Plusieurs évêques anglicans viennent de claquer la porte de l'Église d'Angleterre. Ils disent vouloir quitter le Titanic avant qu'il ne coule. La raison? Des femmes deviendront évêques en 2014. Pour l'heure, les apostats se réfugient dans le giron du pape Benoît XVI, mais la question des femmes pourrait bien les rattraper, raconte notre journaliste.

Il y avait foule sous les voûtes néogothiques de l'église londonienne Christ The King, le 20 novembre dernier. Des centaines de paroissiens aux cheveux grisonnants s'inclinaient devant la mitre blanche et dorée que John Broadhurst portait pour la dernière fois.
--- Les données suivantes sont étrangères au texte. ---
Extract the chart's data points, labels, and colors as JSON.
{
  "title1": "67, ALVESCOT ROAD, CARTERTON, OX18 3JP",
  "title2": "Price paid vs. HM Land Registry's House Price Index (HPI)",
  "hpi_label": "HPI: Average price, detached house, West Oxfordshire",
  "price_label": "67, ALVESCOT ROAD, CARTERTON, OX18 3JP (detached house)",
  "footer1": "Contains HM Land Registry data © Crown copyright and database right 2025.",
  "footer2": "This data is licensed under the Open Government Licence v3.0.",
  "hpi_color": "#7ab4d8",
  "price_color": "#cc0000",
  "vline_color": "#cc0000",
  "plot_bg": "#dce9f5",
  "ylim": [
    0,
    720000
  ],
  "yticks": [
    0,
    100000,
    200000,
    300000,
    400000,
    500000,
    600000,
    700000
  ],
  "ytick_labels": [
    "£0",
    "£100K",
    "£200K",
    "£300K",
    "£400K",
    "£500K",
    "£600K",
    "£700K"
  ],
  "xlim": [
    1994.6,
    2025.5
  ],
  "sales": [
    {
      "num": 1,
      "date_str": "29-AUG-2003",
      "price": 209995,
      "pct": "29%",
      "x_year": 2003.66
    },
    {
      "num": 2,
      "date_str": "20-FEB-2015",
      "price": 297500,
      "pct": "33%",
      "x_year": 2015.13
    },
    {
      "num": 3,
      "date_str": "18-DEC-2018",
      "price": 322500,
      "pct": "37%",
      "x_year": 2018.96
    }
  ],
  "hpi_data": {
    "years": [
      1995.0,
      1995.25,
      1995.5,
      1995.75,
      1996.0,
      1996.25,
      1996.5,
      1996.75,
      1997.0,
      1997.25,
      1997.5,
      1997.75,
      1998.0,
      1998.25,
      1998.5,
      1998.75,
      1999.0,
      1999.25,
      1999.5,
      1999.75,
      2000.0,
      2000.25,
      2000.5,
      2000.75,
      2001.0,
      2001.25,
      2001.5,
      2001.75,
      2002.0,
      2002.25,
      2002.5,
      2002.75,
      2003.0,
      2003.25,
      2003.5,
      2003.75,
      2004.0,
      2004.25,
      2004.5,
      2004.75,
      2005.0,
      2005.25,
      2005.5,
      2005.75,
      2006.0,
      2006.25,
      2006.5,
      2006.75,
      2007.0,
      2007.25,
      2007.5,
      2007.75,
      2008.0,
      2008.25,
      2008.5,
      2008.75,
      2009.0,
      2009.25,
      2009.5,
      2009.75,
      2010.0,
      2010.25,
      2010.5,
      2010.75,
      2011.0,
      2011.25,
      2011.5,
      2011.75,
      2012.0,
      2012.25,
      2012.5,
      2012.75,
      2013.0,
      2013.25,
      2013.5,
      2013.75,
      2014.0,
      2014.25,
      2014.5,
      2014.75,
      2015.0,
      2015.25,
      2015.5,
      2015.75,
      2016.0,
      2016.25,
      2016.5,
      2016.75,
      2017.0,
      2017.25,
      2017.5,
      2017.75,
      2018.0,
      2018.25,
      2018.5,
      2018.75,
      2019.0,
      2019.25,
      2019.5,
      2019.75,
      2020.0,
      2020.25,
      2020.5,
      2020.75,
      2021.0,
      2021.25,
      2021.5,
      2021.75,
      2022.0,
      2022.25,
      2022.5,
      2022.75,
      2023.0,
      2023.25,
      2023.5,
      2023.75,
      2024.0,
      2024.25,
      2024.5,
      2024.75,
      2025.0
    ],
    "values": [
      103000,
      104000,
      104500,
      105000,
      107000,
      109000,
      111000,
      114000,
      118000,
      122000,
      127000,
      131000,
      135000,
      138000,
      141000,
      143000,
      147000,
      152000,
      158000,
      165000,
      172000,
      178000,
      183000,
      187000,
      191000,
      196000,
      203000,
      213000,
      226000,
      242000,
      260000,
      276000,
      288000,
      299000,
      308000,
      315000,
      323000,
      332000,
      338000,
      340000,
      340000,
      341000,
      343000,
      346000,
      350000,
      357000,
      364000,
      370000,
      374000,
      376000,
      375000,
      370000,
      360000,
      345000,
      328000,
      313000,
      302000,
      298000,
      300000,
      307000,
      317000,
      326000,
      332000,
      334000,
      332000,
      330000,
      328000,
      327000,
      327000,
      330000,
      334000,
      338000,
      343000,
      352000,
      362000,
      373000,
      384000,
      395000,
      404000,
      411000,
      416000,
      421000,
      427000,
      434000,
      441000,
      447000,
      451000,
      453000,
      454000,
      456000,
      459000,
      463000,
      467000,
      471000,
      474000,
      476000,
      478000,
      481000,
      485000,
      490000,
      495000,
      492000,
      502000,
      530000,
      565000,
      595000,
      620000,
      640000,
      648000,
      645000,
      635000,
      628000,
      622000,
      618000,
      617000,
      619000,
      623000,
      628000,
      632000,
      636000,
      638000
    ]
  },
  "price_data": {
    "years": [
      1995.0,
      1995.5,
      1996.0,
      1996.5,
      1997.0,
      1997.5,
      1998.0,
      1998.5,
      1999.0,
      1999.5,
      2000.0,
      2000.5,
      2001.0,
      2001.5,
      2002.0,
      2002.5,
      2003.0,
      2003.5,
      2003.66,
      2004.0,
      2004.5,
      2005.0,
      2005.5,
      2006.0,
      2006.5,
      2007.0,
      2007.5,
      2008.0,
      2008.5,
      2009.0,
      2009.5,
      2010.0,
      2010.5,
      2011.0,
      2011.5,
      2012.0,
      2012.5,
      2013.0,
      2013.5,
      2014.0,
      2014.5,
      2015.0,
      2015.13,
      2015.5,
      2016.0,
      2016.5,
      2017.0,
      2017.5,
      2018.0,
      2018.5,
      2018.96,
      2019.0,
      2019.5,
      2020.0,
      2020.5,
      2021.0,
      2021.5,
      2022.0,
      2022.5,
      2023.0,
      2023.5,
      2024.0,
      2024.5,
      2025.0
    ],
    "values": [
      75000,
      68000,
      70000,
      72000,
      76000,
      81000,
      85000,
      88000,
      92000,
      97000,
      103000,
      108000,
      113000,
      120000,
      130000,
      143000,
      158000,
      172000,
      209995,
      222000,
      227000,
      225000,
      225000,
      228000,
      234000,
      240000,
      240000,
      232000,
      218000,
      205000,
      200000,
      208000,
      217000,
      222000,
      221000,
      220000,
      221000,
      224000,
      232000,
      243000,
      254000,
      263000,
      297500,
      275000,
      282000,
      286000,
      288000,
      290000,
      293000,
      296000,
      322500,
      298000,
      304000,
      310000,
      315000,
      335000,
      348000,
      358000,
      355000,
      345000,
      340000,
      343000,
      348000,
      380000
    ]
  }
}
Ses adieux ont été allégés par des touches d'humour. «Je ne prends pas ma retraite, je démissionne, a dit l'évêque. Dans mon quartier, nous devons recycler les vieilleries. C'est ce que je fais: je me recycle.»

Figure de proue de l'opposition à l'ordination des femmes, John Broadhurst renie son titre d'évêque de Fulham. Quatre autres évêques et cinquante prêtres anglicans ont annoncé leur départ au début du mois dernier.

Benoît XVI les prendra sous son aile au mois de janvier. En 2009, il a créé une structure d'accueil pour les anglicans qui s'opposent au virage libéral de leur Église. Il avait alors expliqué qu'il répondait à leurs «appels répétés et insistants».

John Broadhurst, qui deviendra prêtre catholique, est pressenti pour diriger le nouvel ordinariat, un diocèse destiné aux anciens anglicans. Le fait qu'il soit marié et père de famille ne pose aucun problème à Benoît XVI, assure-t-il.

«Il existe déjà des prêtres catholiques mariés», explique le prélat.

«Le pape nous a tendu la main et nous ne pouvions la refuser, poursuit-il. De toute façon, l'Église d'Angleterre ne nous a pas donné le choix de partir.»

Femmes évêques en 2014

Le contentieux entre libéraux et conservateurs s'envenime depuis la montée des femmes dans la hiérarchie anglicane. Elles portent la soutane depuis 1994 en Angleterre. Aujourd'hui, 50% des candidats à la prêtrise sont des femmes.

Elles pourraient porter la mitre dès 2014. En juillet dernier, l'Église a fait un pas décisif en ce sens. Un vote doit avoir lieu en 2012, mais les conservateurs, qui représentent environ 20% du clergé, s'avouent déjà vaincus.

Ils ont demandé des restrictions sur l'autorité des futures évêques, ce qui a été refusé.

Pour John Broadhurst, c'est un affront de trop. «L'Église d'Angleterre nous a montré la porte avec méchanceté», dit-il. Dans les médias, il compare l'archevêque anglican de Cantorbéry au capitaine du Titanic.

En 1992, l'influent évêque a fondé Forward in Faith, une organisation qui s'oppose à l'ordination des femmes et qui compte 8000 membres. Ils étaient nombreux à sa dernière messe.

«Nous allons nous convertir, comme lui», dit John Worley, qui portait une écharpe souvenir de la visite de Benoît XVI à Londres, en août dernier.

Des femmes au Vatican?

Malgré l'apostasie des évêques et de leurs ouailles, il n'y aura pas d'exode, assure le théologien John Milbank à La Presse.

«Ce mouvement est marginal. Seulement 3% des paroisses s'étaient dispensées des femmes prêtres en 1994», rappelle le directeur du département de théologie de l'Université de Nottingham.

Par ailleurs, l'Église catholique n'apportera pas un long répit aux traditionalistes, car le Vatican consacrera à son tour des femmes, soutient le professeur.

«Les catholiques en faveur des femmes prêtres constituent la majorité silencieuse, dit John Milbank. Le pape est aussi plus libéral qu'il n'y paraît: il a serré la main d'une femme prêtre lors de son séjour à Londres. Il faudra peut-être attendre un demi-siècle, mais cela viendra.»